Many galleries reported strong first day sales. White Cube sold a seven-foot high cast iron work by Antony Gormley priced at £500,000 ($634,000) to a Southeast Asian collector and an Anselm Kiefer work on canvas priced at €1.1 million ($1.2 million), also to a regional collector. “It’s been better regionally attended this year,” gallery director Faina Derman said of the fair.

A Georg Baselitz offered at White Cube. Photo by Frederik Balfour.

Sundaram Tagore, who has spaces in New York, Los Angeles, and Singapore, said he sold two Hiroshi Senju paintings to existing clients for $260,000 and $360,000, an Edward Burtynsky photo to a French collector from Hong Kong, a $70,000 painting by Singaporean Jane Lee to an Indonesian buyer and a work by American abstract expressionist painter Robert Natkin for $60,000.

Gajah Gallery based in Singapore sold two bronze sculptures by Indonesian artist Yunizar priced in the mid five figures as well as a six-figure silicon bronze piece by Singapore’s Han Sai Por to a Southeast Asian Collector. Thaddaeus Ropac unloaded an Alex Katz priced at $110,000, a Jules de Balincourt for $125,000 and a James Rosenquist for $40,000.

Jacob Twyford, senior director at London’s Waddington Custot was 99 percent sure he’d sold a $360,000 work by U.K. artist Ian Davenport to a buyer in the Middle East (“we’re just waiting for the wire transfer”). Davenport’s “puddle” painting, which involves meticulously pouring acyclic paint down a canvas (this work used about 120 litres of paint), which then spills on the floor where the colours merge into swirls and pools. The dealer also has received serious interest from a Singaporean in a four-meter high Jean Dubuffet sculpture priced at $2.4 million, the priciest work on offer at the fair.

Lehmann Maupin reported six first day sales, including two Lee Buls priced $200,000 to $300,000, and a David Salle oil, acrylic, and pencil on linen also between $200,000 and $300,000.

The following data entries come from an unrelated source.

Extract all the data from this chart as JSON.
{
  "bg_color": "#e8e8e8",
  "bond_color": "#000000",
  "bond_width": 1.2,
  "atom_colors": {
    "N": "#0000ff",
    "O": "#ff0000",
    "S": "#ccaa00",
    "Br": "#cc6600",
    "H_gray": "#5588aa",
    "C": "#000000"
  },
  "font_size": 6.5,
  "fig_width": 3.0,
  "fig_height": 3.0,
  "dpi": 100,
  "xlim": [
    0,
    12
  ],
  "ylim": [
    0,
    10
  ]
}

Nigerian artist Ken Nwadiogbu. Photo by Frederik Balfour.

First-time exhibitor Retro Africa, from Abuja, Nigeria, is presenting a solo show by Nigerian artist Ken Nwadiogbu who paints with a blazing palette of orange, red and yellow in which he explores themes of migration and identity, drawing on his own recent experience in London studying at the Royal College of Art.  The gallery sold two of his works priced at $21,000 and $21,500 to an American university professor living in Tokyo who came to the show as a VIP guest so he could meet Nwagdiogbu.

At the bottom range of prices, Malaysian indigenous Bidayuh artist Paul Nickson Atia, showing with first-time exhibitor Rissim Contemporary, from Kuala Lumpur, was thrilled that all four of his works of Chinese ink on canvas sold for between $3,600 and $4,000 each.

Another artist happy to be attending the fair was Ukrainian kinetic designer Valery Kuznetsov (Smith) who was allowed to leave the country because his weak heart rendered him unfit for military service while his partner Otto Winken had to remain at home. The pair together form the studio laboratory Smith & Winken, a duo that created the works on offer in the city of Dnipro for five months ending in October. The pieces are priced between $18,500 and $74,000 and are sold as limited editions in a partnership between Singaporean watch retailer The Hour Glass and MB&F M.A.D. gallery in Geneva.

The war is “the ugliest thing that makes people more resilient to create the most beautiful things because they might not have them tomorrow,” Kuznetsov said.